Winston averted his gaze slightly from Carina as he spoke.
“It seemed to beckon me forward, spinning in place before beginning to move in some direction with purpose.”
He demonstrated by twirling his fingers through the air a few times.
“When I came to my senses, I found myself following that luminous aura as if enchanted.”
“….”
“…And then I discovered it. The precious thing I thought I had lost. A miracle allowed me to reclaim it.”
Carina listened to his words in silence. This was the first time she had ever heard someone speak of their own miracle.
“From that moment on, I began to experiment with my ability in various ways.”
A smile played at the corners of Winston’s mouth.
—— Page 6 ——
“My ability could find anything. The activation condition was simple—embroider a name and burn it in flame.”
Carina’s eyes widened considerably.
‘So that’s how he knew where I was….’
He had found me precisely, even though I never told him.
Seeing Carina’s astonished expression, Winston smiled knowingly.
Then he spoke again.
“With that as the price, I could find anything.
And I eventually realized that I didn’t even need to
embroider a name for the target I wished to find.”
“That’s remarkable.”
“It was quite remarkable. The preparation for it was simple enough—I merely had to think of what I wanted to find while embroidering the pattern.”
Winston chuckled softly, speaking with evident delight.
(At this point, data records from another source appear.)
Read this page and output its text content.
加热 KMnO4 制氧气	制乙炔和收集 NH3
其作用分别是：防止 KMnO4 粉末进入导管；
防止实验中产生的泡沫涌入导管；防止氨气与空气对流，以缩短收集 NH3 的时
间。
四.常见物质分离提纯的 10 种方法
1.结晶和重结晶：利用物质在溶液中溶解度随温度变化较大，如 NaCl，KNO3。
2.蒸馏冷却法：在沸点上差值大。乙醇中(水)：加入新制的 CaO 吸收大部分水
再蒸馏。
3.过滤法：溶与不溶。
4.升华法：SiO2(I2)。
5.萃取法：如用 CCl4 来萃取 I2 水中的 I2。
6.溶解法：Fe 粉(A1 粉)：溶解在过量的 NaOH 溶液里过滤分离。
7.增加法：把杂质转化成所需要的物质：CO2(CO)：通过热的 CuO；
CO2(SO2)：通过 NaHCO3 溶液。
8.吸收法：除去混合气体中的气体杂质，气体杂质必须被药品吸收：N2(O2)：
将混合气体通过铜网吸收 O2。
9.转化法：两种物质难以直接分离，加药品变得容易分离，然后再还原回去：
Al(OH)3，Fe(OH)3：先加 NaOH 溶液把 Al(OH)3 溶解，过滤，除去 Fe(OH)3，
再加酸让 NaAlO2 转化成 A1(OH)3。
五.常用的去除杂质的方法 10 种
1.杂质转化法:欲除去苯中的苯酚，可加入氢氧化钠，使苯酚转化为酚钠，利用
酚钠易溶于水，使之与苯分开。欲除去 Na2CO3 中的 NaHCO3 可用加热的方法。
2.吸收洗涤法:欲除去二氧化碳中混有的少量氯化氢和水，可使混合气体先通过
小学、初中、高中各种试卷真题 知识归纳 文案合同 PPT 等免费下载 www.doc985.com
“After that, I opened a small Consultation Office. I found criminals, provided clues about perpetrators, located missing children and lost pets, and so forth….”
Winston’s face was brighter than one might have expected.
He appeared genuinely happy, as though recalling the glory of his past.
“I felt like a hero.”
Through his words, I glimpsed fragments of Winston’s joyful past.
“In a life where I had always been scorned, the world began to revolve around me as the protagonist. My parents no longer objected to my embroidery work.
ji.”
“….”
This was another version of my own story.
Had Carina Leopold chosen to reveal everything, this might have been another path I could have walked.
“With everyone’s encouragement, I embroidered ceaselessly. I earned a considerable amount of money as well.
“wasn’t it.”
“Yes….”
“Nearly twenty years passed that way. I thought my eyes were simply growing tired, but the days when my vision grew blurry became increasingly frequent.”
—— Page 7 ——
“Yes. I thought my vision was just getting blurry, but lately there are more and more days when it gets progressively blurry.”
Winston’s voice grew quieter. The eyes that had once gleamed with vitality became slightly clouded.
“I continued embroidering through touch alone, but it was no longer satisfying.”
Winston shook his head.
“And when I thought I wasn’t satisfied, the miracle never came.”
“I see….”
“Then at thirty-five, at a late age, I went to the hospital. I was diagnosed with art disease.”
Carina Leopold drew in a sharp breath.
“If things continued as they were, I would go blind. The only way to prevent it was to put down the needle and thread—to stop painting.”
At his words, her body went rigid. She had never even dreamed of abandoning art.
“I had prepared nothing else, having believed in this alone.”
Winston laughed hollowly. But Carina Leopold could not bring herself to laugh with him.
Though he could speak of it now as a memory, she could scarcely fathom how much suffering he must have endured to reach that point.